Influence of surface optical phonons on exciton binding energies of a quasi-one-dimensional wurtzite GaN-based nanowire: Quantum size effect

Abstract

Based on the surface optical phonon states and their electron-phonon coupling functions obtained recently, the surface polaronic exciton states in a quasi-one-dimensional (Q1D) wurtzite nanowire (NW) are investigated by using the variational method and Lee-Low-Pines transform. In order to reflect the different confined features of Q1D wurtzite NWs in axial and radial directions and anisotropy of wurtzite nitride crystals, a two-parameter variational approach is proposed and applied to describe the polaronic exciton states in the NWs.

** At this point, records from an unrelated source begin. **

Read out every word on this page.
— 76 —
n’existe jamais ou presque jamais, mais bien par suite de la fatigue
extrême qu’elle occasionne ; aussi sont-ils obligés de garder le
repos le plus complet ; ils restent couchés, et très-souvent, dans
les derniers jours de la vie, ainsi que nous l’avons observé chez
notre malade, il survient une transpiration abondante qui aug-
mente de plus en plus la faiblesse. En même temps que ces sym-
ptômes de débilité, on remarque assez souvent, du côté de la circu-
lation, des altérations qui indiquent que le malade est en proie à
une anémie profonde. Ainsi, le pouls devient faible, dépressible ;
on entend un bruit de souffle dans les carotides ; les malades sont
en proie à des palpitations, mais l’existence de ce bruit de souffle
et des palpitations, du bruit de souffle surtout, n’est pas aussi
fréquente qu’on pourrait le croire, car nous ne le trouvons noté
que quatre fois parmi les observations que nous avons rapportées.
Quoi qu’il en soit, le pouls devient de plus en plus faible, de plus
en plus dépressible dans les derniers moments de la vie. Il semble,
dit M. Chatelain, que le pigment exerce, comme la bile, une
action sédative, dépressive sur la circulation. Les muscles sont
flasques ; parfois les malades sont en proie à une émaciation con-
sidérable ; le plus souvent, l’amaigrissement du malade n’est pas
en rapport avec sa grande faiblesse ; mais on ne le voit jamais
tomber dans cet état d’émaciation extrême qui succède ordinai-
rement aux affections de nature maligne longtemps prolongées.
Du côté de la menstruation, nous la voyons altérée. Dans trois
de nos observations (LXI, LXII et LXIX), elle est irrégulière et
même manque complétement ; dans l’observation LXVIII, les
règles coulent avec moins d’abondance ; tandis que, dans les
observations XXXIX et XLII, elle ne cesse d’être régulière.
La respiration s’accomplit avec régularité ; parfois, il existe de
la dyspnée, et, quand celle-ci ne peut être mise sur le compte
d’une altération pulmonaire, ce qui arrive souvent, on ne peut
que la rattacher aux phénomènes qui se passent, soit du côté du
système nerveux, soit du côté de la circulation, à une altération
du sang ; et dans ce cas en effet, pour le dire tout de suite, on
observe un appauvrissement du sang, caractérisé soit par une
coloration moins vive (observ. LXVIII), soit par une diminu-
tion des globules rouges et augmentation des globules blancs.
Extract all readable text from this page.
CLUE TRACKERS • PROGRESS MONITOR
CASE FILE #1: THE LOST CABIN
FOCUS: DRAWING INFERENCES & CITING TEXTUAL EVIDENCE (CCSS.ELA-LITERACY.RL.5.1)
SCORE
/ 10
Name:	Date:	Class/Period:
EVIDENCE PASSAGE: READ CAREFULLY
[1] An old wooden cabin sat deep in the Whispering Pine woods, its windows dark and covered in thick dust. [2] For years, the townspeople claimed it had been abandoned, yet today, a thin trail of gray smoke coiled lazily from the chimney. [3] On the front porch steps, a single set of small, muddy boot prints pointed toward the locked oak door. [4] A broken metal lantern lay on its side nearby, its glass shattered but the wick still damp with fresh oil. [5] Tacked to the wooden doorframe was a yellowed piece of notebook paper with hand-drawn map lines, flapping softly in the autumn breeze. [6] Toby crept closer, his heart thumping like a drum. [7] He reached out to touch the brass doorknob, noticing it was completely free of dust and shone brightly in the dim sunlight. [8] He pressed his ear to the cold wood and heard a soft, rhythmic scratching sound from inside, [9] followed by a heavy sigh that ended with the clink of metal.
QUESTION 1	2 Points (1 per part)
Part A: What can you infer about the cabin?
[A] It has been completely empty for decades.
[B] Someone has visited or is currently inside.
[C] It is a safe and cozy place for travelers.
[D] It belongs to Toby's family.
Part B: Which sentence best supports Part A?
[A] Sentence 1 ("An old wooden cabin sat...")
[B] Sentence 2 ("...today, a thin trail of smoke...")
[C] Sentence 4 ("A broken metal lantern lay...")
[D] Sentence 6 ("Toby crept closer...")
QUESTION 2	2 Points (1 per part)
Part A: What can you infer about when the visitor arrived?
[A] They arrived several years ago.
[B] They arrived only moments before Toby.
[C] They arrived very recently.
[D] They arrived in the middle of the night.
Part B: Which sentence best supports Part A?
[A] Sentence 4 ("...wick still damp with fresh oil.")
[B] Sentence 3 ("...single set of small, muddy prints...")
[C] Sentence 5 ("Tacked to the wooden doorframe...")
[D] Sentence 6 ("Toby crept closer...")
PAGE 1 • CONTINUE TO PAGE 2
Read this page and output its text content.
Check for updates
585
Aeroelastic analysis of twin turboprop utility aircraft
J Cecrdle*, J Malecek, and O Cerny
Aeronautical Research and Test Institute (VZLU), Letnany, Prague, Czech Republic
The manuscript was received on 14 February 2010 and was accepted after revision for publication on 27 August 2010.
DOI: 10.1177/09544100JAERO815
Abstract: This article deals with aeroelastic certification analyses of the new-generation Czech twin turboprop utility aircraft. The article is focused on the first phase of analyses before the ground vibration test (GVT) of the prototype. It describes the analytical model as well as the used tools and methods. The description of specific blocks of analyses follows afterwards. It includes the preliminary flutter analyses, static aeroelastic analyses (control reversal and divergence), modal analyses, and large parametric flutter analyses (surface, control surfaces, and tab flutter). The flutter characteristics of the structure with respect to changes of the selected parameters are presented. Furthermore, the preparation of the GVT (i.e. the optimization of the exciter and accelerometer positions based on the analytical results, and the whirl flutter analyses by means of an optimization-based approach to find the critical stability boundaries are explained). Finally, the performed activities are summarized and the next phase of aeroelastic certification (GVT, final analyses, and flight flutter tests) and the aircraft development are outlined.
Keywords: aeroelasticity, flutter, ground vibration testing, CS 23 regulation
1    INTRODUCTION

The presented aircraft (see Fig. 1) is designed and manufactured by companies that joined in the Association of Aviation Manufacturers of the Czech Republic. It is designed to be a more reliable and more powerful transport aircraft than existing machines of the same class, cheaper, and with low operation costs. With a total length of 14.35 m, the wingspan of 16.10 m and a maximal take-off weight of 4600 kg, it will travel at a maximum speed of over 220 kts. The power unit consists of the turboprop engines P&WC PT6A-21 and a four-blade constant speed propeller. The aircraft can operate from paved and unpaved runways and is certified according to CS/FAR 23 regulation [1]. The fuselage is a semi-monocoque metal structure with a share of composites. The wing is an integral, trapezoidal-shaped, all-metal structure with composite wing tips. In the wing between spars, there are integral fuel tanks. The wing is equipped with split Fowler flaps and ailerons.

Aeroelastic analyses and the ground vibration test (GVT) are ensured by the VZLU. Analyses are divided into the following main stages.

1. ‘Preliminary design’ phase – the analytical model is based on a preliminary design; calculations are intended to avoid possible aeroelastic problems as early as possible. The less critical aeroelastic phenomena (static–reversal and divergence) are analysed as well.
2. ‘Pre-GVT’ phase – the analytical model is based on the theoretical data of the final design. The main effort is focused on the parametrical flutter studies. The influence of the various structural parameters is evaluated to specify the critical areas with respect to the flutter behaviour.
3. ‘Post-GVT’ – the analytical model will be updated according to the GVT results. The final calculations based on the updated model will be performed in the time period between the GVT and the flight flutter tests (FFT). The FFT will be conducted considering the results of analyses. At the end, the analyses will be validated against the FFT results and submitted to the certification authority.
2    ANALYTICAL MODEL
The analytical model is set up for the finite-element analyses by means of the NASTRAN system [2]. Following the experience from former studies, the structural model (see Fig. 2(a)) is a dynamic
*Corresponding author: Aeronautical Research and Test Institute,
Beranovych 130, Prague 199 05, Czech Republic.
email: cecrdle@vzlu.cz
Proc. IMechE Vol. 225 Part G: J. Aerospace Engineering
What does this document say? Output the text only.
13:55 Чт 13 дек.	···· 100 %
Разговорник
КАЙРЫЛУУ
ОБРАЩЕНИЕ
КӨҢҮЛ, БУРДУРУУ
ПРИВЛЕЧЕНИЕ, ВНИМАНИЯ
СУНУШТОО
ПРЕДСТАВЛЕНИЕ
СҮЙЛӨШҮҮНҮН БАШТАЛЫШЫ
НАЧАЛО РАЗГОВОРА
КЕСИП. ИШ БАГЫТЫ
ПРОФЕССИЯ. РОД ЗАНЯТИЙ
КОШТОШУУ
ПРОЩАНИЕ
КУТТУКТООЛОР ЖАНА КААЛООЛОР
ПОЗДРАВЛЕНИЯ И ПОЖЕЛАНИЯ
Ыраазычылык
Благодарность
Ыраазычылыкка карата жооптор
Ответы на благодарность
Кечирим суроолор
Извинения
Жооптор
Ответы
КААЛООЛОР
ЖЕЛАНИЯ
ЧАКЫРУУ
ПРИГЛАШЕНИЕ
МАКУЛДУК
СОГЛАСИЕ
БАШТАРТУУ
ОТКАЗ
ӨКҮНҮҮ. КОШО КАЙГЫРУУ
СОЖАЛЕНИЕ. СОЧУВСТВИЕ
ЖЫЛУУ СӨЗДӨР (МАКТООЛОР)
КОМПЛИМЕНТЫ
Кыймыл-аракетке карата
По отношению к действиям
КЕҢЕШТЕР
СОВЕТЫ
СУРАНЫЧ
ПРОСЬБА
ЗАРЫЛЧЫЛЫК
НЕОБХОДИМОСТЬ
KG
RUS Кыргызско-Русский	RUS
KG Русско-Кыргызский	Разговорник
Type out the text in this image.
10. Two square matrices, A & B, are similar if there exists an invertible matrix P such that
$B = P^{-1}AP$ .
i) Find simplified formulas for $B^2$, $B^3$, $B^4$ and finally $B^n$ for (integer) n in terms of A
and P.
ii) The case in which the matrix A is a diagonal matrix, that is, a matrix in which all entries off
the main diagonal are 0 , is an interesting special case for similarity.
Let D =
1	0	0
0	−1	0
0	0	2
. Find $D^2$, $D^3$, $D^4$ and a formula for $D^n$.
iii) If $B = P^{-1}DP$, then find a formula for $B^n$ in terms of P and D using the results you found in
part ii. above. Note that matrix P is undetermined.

Numerical calculations are performed for GaN NWs. The quantum size effects on the binding energies of polaronic exciton and the contributions of surface phonon modes are analyzed in detail. Our results show that the binding energy of polaronic exciton and surface phonon contribution in the wurtzite GaN NWs reaches 190 and 95 meV, respectively, which are one or two orders of magnitude larger than those in cubic GaAs-based quantum wells and NWs with the same radius. This is mainly ascribed to the strong electron-phonon interaction, the large effective masses of carriers and relatively small dielectric constants in GaN material. The numerical results also show that the two-parameter variational approach is reasonable and necessary for the description of polaronic exciton states in Q1D wurtzite GaN NWs. Moreover, the behaviors of the two variational parameters for the polaronic exciton states are quite different from those for the bound polaron states in Q1D wurtzite NWs.